Palazzo dell'Arengo is a monumental palace located on Piazza Arringo, also called Piazza dell'Arengo (Square of the People's Assembly), in the town-center of Ascoli Piceno, Marche, central Italy. The facades of the Duomo of Ascoli Piceno, the Baptistry of San Giovanni Battista, and the Episcopal palace also face the square, which is now decorated with two oval fountains.

==History==
The structure is formed by the fusion of two distinct buildings, the Palazzo del Comune with its ground floor arched portico built during the 12th to 14th centuries, and the Arringo built in the late 12th century. During the 15th century, both palaces were acquired by the Apostolic Camera, which converted this to the seat of the papal governor of the city, a function it served until 1564. In 1610 Giambattista Cavagna, architect of the Sanctuary of Loreto, refitted the buildings with a common façade, although the works started only in 1695 under a renewed design by Giuseppe Giosafatti, and was complete only in 1745.

The palace's façade was erected with travertine blocks, with a five-arcaded portico in the center supported by rusticated pilasters. The upper stories have idiosyncratic window frames. The first floor has alternating rounded and triangular window pediments supported by female caryatids, while the upper floor has male atlases supporting ionic capital volutes. The lower portal gives access to the 13th century main hall: this is a three-nave room with eight bays covered by cross-vaults, supported by cylindrical columns.
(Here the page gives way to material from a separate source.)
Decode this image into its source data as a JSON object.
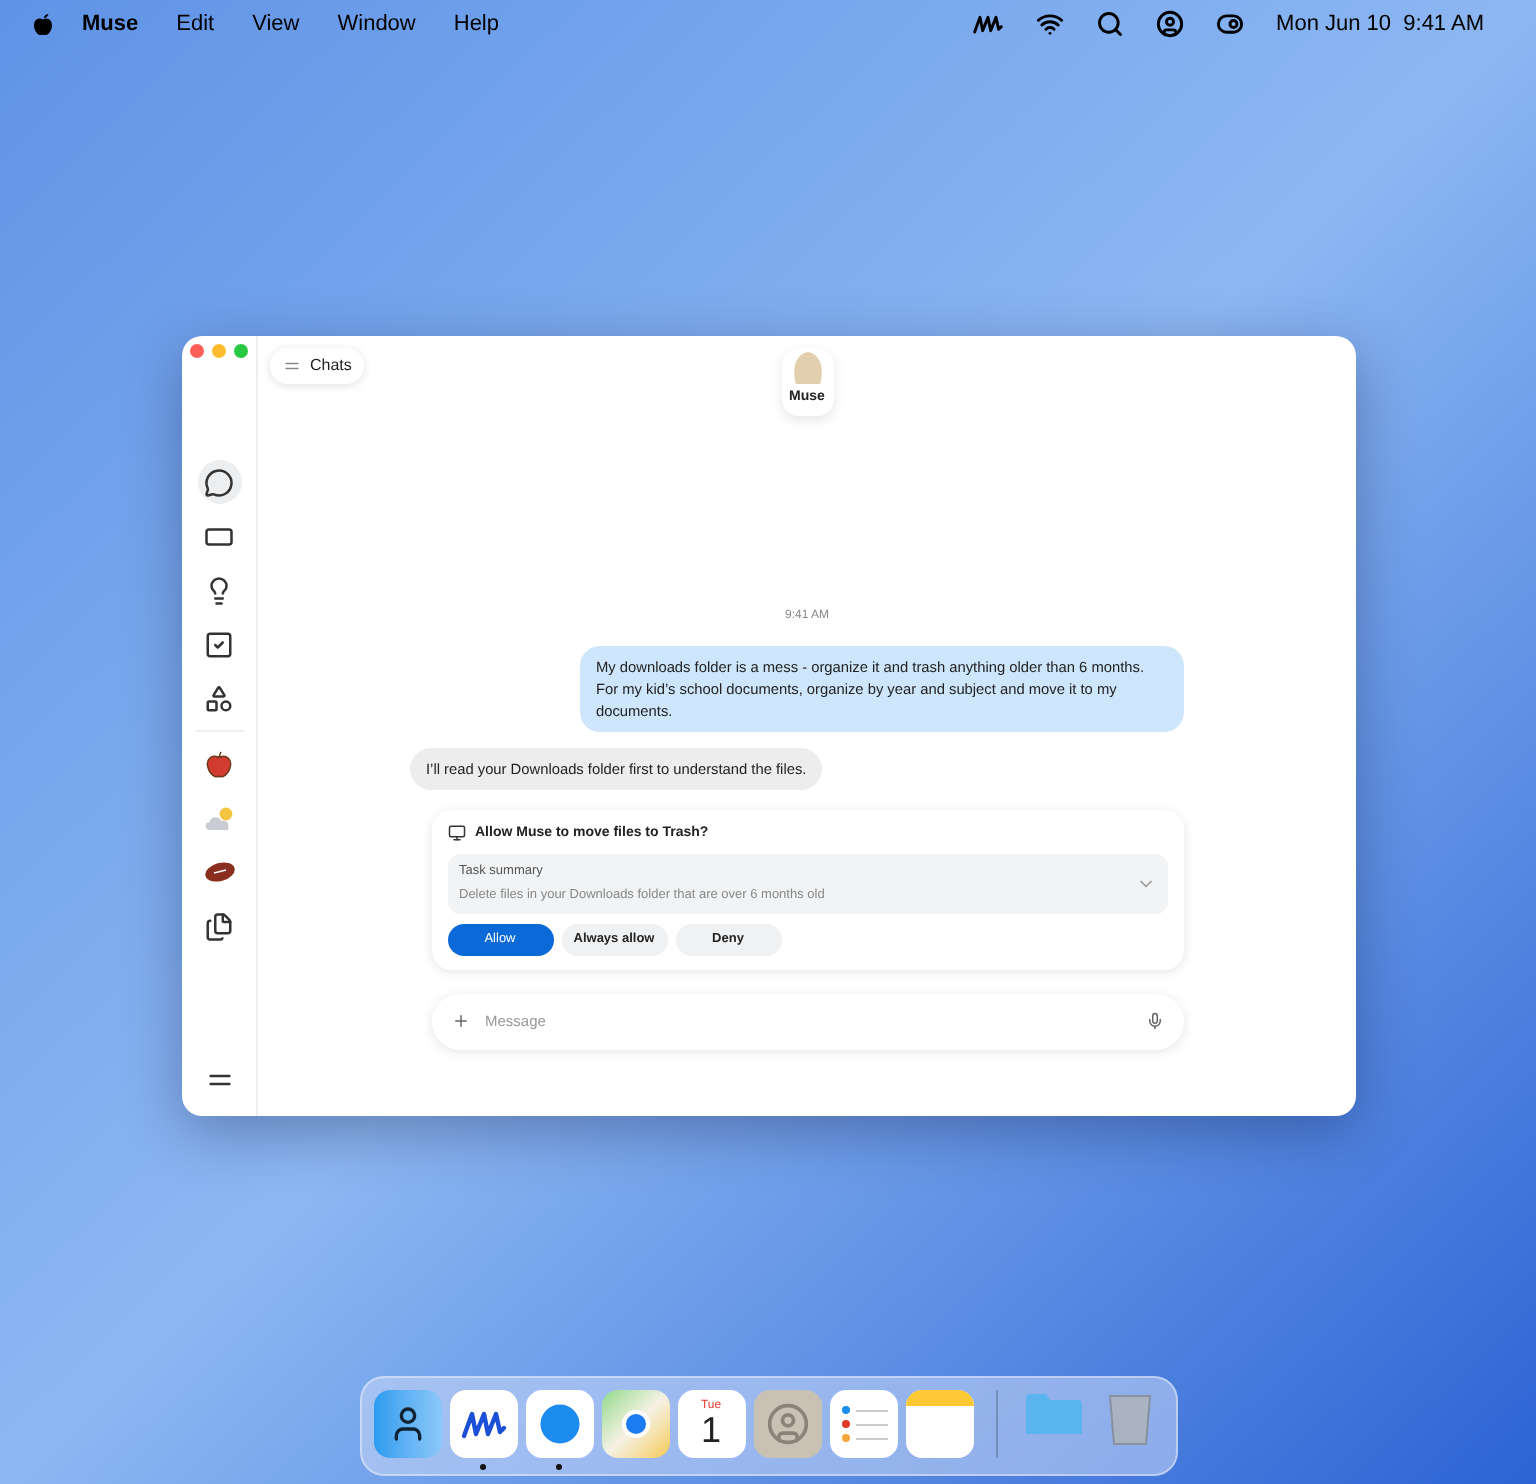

It was known as fondachi, and was used by the Ascoli citizens as judiciary hall, market and storage hall.

The section of the former Palazzo Arringo contains the Pinacoteca Civica (Municipal Art Gallery). This portion of the building was refurbished in the 17th and 18th centuries. The gallery was instituted in 1861 after the suppression of the religious orders led to the central concentration of many works of art. The palace of the commune currently houses the mayor's office.